Man wird also Diplomaten kennenlernen, die über den Tellerrand ihres Berufs hinaussahen. Die internationalen Beziehungen haben zwar ihren Platz in diesem Buch, sind allerdings nicht sein Hauptthema. Krieg spielt indes eine bedeutende Rolle. Wie auch nicht? So wie die deutschen Lande ein europäisches Drehkreuz für Waren und Ideen waren, nahmen sie auch geopolitisch eine herausragende Stellung ein. »Deutschland ist der Kampfplatz, darauf man um die Meisterschaft von Europa gefochten«, erklärte der Universalgelehrte Gottfried Wilhelm Leibniz 1670.[8] Er schrieb dies eine Generation nach dem Ende des Dreißigjährigen Krieges (1618 – 1648), der große Teile Deutschlands verwüstetet hatte, und nur zwanzig Jahre bevor die Truppen des französischen Königs Ludwigs XIV. im Pfälzischen Erbfolgekrieg (1688 – 1697) das Rheinland in Trümmer legten. Ein Jahrhundert später gestalteten die französischen Revolutionskriege und die napoleonischen Kriege die deutschen Lande neu, indem sie das Heilige Römische Reich zerstörten und Hunderte winziger Fürstentümer von der Landkarte strichen. In der zweiten Hälfte des 19. Jahrhunderts wurde dann die Vereinigung Deutschlands durch Erfolge der preußischen Armee in drei innerhalb von sieben Jahren geführten Kriegen ermöglicht.
Aufgrund der Entstehung des deutschen Nationalstaats war dies ein entscheidender Wendepunkt. Aber dies war es auch in anderer Hinsicht: Dreieinhalb Jahrhunderte lang waren europäische Kriege auf deutschem Boden ausgefochten worden, doch für die Kriege von 1864 bis 1871 traf dies ebenso wenig zu wie für die Kolonialkriege und die beiden globalen Konflikte des 20. Jahrhunderts, jedenfalls bis in die letzte Phase des Zweiten Weltkriegs. Und noch etwas anderes hatte sich verändert: Von den spanischen Heeren des 16. Jahrhunderts bis zu Napoleons Grande Armée wurden Deutsche rekrutiert, um für andere zu kämpfen. Damit war nun Schluss. Fortan war die deutsche Militärexpertise gefragt, von Japan bis Lateinamerika. Carl von Clausewitz’ berühmtes Buch Vom Kriege war zwar schon 1832 erschienen, wurde aber erst im späten 19. Jahrhundert in andere Sprachen übersetzt. Das hatte freilich einen unglücklichen Aspekt zur Folge. Die Verknüpfung der Begriffe »Deutschland« und »Militarismus« wurde immer enger, bis die beiden Weltkriege des 20. Jahrhunderts sie nahezu unauflöslich machten. Es dauerte Jahrzehnte, bis Deutschland diesen Ruf ablegen konnte.
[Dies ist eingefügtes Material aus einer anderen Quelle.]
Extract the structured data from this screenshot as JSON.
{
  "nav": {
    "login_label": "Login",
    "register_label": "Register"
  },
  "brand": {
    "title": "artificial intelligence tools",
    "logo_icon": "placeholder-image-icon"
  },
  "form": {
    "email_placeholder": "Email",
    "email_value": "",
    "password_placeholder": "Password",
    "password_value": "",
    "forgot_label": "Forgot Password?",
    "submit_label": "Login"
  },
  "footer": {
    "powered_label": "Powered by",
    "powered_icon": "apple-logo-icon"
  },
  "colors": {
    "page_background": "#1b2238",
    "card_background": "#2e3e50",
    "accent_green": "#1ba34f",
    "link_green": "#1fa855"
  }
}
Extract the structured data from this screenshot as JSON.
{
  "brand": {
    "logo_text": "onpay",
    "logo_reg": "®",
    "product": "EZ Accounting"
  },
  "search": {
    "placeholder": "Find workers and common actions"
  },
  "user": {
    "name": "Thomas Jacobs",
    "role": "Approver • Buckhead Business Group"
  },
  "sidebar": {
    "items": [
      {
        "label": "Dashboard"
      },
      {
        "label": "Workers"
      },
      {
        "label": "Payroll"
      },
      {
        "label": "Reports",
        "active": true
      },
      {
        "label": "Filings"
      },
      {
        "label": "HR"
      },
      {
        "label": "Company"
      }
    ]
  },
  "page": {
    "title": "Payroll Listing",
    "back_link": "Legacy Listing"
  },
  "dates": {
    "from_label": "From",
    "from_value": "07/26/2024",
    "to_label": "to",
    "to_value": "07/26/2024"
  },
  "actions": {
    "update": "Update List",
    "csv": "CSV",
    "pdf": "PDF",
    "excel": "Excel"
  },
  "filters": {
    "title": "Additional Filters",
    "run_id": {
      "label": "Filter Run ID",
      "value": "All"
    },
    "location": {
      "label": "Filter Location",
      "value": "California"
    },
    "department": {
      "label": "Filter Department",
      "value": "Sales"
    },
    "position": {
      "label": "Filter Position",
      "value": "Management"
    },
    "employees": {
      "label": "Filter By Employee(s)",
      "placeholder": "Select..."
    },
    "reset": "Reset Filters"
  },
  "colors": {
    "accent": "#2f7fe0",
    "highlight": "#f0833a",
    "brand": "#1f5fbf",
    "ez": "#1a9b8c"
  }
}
Lassen Sie mich vorweg auf einige Fragen antworten. Ist dieses Buch eine durch die deutsche Brille gesehene Weltgeschichte? Nein, es ist eine durch eine globale Brille gesehene deutsche Geschichte.[9] Ich hoffe, dass auch an Weltgeschichte Interessierte es lesen werden, aber es ist – was bereits unbescheiden genug ist – ein Versuch, die deutsche Geschichte neu zu schreiben. Umfasst »global« auch »europäisch«? Darauf kann ich nur mit einem nachdrücklichen Ja antworten. Obwohl im Folgenden Nord- und Südamerika, Afrika, Asien und Australien mehr Raum gewidmet wird als in Geschichtswerken über Deutschland sonst üblich, erfahren Deutschland und die Deutschen in ihrem Wirken auf der eurasischen Landmasse aber noch mehr Aufmerksamkeit. Dies spiegelt wider, wo die größten Bewegungen von Menschen, Waren und Ideen stattfanden. Eine weitere Frage, die ich mir häufig gestellt habe (und die mir häufig gestellt wird), ist, ob die Deutschen nicht eher Preußen, Bayern oder Thüringer waren? Es genügt nicht, darauf hinzuweisen – obwohl es zutrifft –, dass Engländer in der atlantischen Welt auf die Frage, woher sie kommen, beispielsweise antworten: »Aus Bristol«, oder Spanier: »Aus der Extremadura«.[10] Am Ende ist das Vorhandensein oder Nichtvorhandensein eines Nationalstaats ausschlaggebend. Dies ist eines der Themen dieses Buchs.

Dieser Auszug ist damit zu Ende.